Implementation of Standard Market Design
On March 1, 2003, the New England independent system operator
(ISO) implemented a new Standard Market Design (SMD). As part of
this effort, locational marginal pricing (LMP) will be utilized to assign
value and causation to transmission congestion. Transmission congestion
costs will be assigned to the load zone in which the congestion occurs.
Those costs are now spread across virtually all New England electric
customers. In addition, the implementation of SMD will impact wholesale
energy contracts with respect to the energy delivery points contained
in those contracts.
Regulated Utilities: Connecticut has been designated a single load
zone. Due to the transmission constraints and inadequate generation,
Connecticut could experience significant additional congestion costs
under SMD. The New England ISO estimates that the costs of
transmission congestion for 2003 in New England under SMD will
range between $50 million and $300 million. The New England ISO
estimates that the majority of this congestion and its costs will be in
Connecticut, where approximately 80 percent are expected to be paid
by CL&P beginning on March 1, 2003. CL&P believes that under the
terms of its standard offer service contracts with its standard offer
suppliers these costs are its responsibility.
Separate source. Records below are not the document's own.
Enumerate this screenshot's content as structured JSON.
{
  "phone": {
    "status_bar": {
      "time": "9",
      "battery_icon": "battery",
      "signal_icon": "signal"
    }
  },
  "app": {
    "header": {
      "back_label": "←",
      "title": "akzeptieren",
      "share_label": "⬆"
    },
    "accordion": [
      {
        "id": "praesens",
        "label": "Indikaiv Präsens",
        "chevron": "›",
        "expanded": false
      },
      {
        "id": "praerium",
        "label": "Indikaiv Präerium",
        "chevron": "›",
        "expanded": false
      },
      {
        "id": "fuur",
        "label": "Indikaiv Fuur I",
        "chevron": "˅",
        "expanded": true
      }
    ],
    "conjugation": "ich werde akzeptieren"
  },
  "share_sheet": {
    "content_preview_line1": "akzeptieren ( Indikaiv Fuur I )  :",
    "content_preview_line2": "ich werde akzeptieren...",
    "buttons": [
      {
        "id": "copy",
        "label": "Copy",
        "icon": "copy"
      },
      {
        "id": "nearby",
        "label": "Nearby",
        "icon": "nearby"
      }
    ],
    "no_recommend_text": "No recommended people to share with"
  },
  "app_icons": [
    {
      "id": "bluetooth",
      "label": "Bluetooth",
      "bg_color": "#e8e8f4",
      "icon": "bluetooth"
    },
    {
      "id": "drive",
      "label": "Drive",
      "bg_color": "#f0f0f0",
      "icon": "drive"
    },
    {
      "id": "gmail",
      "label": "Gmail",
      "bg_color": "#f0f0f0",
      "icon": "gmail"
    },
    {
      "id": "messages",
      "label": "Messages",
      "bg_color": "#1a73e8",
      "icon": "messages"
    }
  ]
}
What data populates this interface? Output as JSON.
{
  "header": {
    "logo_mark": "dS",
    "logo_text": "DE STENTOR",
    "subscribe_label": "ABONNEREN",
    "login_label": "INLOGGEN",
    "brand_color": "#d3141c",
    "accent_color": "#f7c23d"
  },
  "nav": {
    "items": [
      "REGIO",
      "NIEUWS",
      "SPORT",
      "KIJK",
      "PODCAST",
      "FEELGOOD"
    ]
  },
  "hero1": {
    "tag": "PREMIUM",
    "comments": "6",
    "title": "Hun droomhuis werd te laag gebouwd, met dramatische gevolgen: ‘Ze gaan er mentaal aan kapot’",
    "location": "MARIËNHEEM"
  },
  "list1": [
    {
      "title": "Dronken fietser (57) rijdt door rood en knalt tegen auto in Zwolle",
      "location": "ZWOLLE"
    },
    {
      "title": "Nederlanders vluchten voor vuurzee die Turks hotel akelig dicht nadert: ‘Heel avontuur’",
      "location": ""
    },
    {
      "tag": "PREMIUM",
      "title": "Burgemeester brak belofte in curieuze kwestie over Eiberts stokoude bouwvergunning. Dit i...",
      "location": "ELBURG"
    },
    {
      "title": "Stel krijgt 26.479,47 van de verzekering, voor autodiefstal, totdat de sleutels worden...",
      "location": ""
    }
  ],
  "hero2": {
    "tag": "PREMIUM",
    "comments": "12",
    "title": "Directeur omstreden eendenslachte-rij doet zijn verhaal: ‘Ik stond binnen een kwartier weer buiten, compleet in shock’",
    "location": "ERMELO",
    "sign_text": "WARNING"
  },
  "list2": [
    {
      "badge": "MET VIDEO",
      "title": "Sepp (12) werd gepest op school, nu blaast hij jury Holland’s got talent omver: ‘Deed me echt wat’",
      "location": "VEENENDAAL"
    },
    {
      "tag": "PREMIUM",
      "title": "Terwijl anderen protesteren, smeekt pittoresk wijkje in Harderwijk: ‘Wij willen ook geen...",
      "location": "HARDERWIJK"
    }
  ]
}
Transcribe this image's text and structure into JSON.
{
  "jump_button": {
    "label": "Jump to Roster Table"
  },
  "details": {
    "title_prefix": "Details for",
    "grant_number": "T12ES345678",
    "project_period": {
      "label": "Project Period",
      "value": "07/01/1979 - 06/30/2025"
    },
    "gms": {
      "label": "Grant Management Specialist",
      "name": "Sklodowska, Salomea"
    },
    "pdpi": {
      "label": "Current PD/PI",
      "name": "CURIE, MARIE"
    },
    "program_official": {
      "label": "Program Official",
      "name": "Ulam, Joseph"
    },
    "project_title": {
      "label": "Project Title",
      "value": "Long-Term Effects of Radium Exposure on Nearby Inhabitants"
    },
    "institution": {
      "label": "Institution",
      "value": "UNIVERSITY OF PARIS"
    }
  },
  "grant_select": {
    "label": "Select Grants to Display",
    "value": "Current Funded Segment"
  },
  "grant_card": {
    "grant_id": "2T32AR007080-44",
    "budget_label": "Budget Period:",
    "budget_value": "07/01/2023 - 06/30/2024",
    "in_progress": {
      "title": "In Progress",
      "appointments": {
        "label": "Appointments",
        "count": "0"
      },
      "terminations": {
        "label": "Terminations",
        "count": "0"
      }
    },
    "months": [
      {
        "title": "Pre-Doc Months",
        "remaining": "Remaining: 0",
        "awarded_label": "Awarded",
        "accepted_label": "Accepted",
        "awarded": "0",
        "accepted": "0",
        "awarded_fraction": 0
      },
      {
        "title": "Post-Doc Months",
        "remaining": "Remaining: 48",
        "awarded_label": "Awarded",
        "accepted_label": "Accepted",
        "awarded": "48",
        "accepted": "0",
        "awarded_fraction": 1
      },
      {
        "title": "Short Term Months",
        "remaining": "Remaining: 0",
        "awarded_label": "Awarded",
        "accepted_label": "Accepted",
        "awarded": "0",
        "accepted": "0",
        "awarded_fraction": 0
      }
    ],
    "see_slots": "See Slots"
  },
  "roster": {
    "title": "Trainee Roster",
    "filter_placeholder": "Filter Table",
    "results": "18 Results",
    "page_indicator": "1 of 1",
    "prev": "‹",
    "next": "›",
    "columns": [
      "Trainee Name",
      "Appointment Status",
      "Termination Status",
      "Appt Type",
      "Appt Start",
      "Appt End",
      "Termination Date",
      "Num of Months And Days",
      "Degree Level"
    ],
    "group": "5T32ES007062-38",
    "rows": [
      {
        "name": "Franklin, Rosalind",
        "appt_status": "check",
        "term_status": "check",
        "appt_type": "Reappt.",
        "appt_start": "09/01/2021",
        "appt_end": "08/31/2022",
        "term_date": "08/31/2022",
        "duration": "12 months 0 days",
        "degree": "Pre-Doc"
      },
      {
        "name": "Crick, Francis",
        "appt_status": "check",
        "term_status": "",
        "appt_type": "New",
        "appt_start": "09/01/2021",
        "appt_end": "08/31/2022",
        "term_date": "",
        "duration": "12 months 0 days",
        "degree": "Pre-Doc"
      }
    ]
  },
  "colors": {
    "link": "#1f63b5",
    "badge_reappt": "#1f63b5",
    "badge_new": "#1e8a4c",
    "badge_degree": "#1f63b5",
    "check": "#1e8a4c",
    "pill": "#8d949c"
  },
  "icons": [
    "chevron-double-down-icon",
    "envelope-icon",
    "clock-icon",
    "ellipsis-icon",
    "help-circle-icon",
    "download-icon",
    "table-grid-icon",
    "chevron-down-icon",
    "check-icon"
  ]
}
The contracts with the standard
offer suppliers expire on December 31, 2003. In addition, the determination
of the energy delivery points associated with the standard offer service
contracts under SMD could also produce significant costs for CL&P
that management cannot determine at this time.
Another factor affecting the level of congestion costs is the designation
of certain generating units by the New England ISO as units needed
for system reliability. Some of the companies owning these units have
applied to the Federal Energy Regulatory Commission (FERC) for
“reliability must run”(RMR) treatment. RMR treatment allows these
units to receive cost of service-based payments that recognize their
reliability value. Prior to March 1, 2003, all RMR costs were spread
across New England with all utilities being billed by the New England
ISO based upon their share of New England’s load. NU’s regulated
electric utilities were responsible for approximately 25 percent of these
costs. Effective with the March 1, 2003 implementation of SMD by the
New England ISO, RMR costs will be allocated to the load zone in
which the RMR unit is located. At present, the only load zone that will
experience a cost increase in which a NU regulated electric company
operates is Connecticut. With respect to the Connecticut load zone,
there are two generating units operating under a RMR contract with an
additional contract pending before FERC. These contracts are for one
year terms, and one contract contains an extension option. On a
combined basis, these two RMR contracts will result in an annual cost
of approximately $45 million to the Connecticut load zone. CL&P
accounts for approximately 80 percent of the Connecticut load zone,
and would be responsible for approximately $36 million of this cost.
In the near future, it is probable that there will be significant new
requests for RMR treatment in Connecticut which, if approved by
FERC, would add significant additional costs to the total cost of energy
in Connecticut. However, generating units operating under RMR contracts
could potentially mitigate the overall level of congestion costs.